A respectful rally of about 100 protested Trump’s travel ban downtown. And scattered reports of harassment against the city’s small Muslim and Sikh communities have Mayor Warren Copeland planning to introduce a resolution of support for those minorities.

Even the campus of Wittenberg University, a place known for its liberal outlook, has seen hateful comments aimed at minorities, says political science professor Rob Baker.

Role reversal

Some seem to be reconsidering their place in both the city and country’s ecosystem.

Tom Heaphey and Vicki Rulli spent their lives in politics, mostly working for the city of Columbus. Mr. Heaphey once ran for a state House seat as a Republican.

Today, they own a commercial art production studio in Springfield. The married couple moved here because they liked its history and the vestiges of its once-prosperous past – the city symphony, a performing arts space, and historic buildings, including a well-preserved Frank Lloyd Wright house.

Now, Heaphey says he can’t believe where his former party has gone, and the two have thrown themselves into an energized left, helping organize the rally in Springfield. Ms. Rulli flew to Washington to be a part of the women’s march. She was instructed to write down key phone numbers in permanent marker on her arm in case she was arrested. She wondered whether police would shoot at them.

Those are things she “never thought” she’d need to worry about in the United States. Recently, parked alongside a road out in the county taking photographs, men in a pickup truck yelled at her and made an obscene gesture. Rulli thinks they saw her political bumper stickers. “I worry about my daughter,” says Rulli of her 11-year-old. “There’s a sense men can do these things to women.”

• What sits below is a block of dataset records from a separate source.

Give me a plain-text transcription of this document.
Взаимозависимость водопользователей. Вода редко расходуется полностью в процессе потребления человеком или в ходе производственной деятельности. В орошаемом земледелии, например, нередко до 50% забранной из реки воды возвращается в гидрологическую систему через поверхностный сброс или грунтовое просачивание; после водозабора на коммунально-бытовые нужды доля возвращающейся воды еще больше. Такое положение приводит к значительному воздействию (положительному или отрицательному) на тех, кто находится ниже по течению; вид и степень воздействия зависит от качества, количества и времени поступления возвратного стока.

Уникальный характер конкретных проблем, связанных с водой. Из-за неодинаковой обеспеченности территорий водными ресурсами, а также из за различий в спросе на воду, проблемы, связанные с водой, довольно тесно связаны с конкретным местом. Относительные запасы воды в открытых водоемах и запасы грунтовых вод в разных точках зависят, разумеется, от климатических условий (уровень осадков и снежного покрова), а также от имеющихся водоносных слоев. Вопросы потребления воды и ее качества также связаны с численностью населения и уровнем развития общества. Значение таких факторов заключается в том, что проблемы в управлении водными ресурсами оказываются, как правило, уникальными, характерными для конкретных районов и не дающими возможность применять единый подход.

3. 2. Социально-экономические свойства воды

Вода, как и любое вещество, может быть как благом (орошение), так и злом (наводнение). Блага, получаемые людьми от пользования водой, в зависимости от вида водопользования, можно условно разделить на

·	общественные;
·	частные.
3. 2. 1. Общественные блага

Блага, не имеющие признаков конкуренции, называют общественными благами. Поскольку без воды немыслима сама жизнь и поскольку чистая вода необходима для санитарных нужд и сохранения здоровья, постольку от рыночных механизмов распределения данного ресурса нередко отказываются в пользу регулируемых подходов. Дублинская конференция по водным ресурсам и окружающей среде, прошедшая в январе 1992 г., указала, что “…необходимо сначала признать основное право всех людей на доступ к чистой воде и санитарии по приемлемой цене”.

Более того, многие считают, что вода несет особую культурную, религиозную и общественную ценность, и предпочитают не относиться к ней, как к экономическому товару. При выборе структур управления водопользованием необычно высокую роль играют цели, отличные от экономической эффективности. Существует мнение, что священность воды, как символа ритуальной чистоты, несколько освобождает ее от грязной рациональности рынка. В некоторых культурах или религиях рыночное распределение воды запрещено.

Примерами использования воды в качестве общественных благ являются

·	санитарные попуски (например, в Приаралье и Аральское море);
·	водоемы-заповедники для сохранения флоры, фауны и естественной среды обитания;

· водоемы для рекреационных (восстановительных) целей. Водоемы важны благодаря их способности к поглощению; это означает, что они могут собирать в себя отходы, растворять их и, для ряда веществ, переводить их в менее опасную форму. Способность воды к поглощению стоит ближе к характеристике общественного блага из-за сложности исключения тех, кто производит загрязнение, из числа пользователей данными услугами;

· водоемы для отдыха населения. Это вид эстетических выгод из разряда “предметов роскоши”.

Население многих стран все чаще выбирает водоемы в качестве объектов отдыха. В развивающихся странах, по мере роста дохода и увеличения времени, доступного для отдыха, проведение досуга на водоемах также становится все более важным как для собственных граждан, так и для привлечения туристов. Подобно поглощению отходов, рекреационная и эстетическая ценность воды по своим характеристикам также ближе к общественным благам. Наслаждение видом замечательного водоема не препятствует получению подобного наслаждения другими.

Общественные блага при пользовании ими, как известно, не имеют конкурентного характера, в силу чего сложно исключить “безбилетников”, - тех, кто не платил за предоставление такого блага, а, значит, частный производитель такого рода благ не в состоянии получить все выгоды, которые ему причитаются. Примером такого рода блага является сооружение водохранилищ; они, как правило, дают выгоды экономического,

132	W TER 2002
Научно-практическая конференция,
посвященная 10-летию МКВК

Half-jokingly, Heaphey says, “it’ll be the liberals who have to use the Second Amendment to protect the First Amendment.”

The couple finds themselves living among people they now realize they didn’t understand. “We all couldn’t even comprehend where a person like that would be elected as president of the United States,” Heaphey said of Trump.

Rulli adds: “We really thought the truth would prevail and decency would prevail.”

Difficult conversations

Words like those are why political conversations don’t go far these days, says Baldridge, the Trump supporter. When it comes to truth and decency, she doesn’t see Trump as being all that different from the rest of Washington. The “Access Hollywood” tape of Trump saying disparaging things about women?

“That was totally a set-up,” Baldridge says. “I just saw it as a part of politics. That's just the way politics is played.”

The fear, says Tom Stafford, a semi-retired newspaper reporter, is that the country has come to a point where both sides don’t agree with each other and don’t trust the facts.

“In times of emergency and crisis there has to be trust to bring people together,” Mr. Stafford says. He doubts whether that trust now exists.

For that reason, Groves, the physician, sees the opportunity for a national civics renaissance based on a better-informed public. She points to a Morning Consult poll that found one-third of Americans don’t know that Obamacare and the Affordable Care Act are the same thing.

Feeling that she couldn’t just point fingers at the other side, she did something she’s never done before – she went to the district office of her congressman. Rep. Warren Davidson (R) wasn’t there, but Groves politely explained to a staffer the implications of doing away with the Affordable Care Act.

It was an odd moment, she confides. She was reaching out, yes. But she was also preparing for a fight ahead to defend her liberal values.

“I’m fighting for agreement, I find myself going to the mat,” she says. “But I also find myself protecting the energy. We’re already in anger fatigue here.”

Baldridge puts her faith in Trump. As things settle down, she says, his policies will begin to make a difference. “If people can start see their lives are better because of Trump, you’ll see less antagonistic feelings.”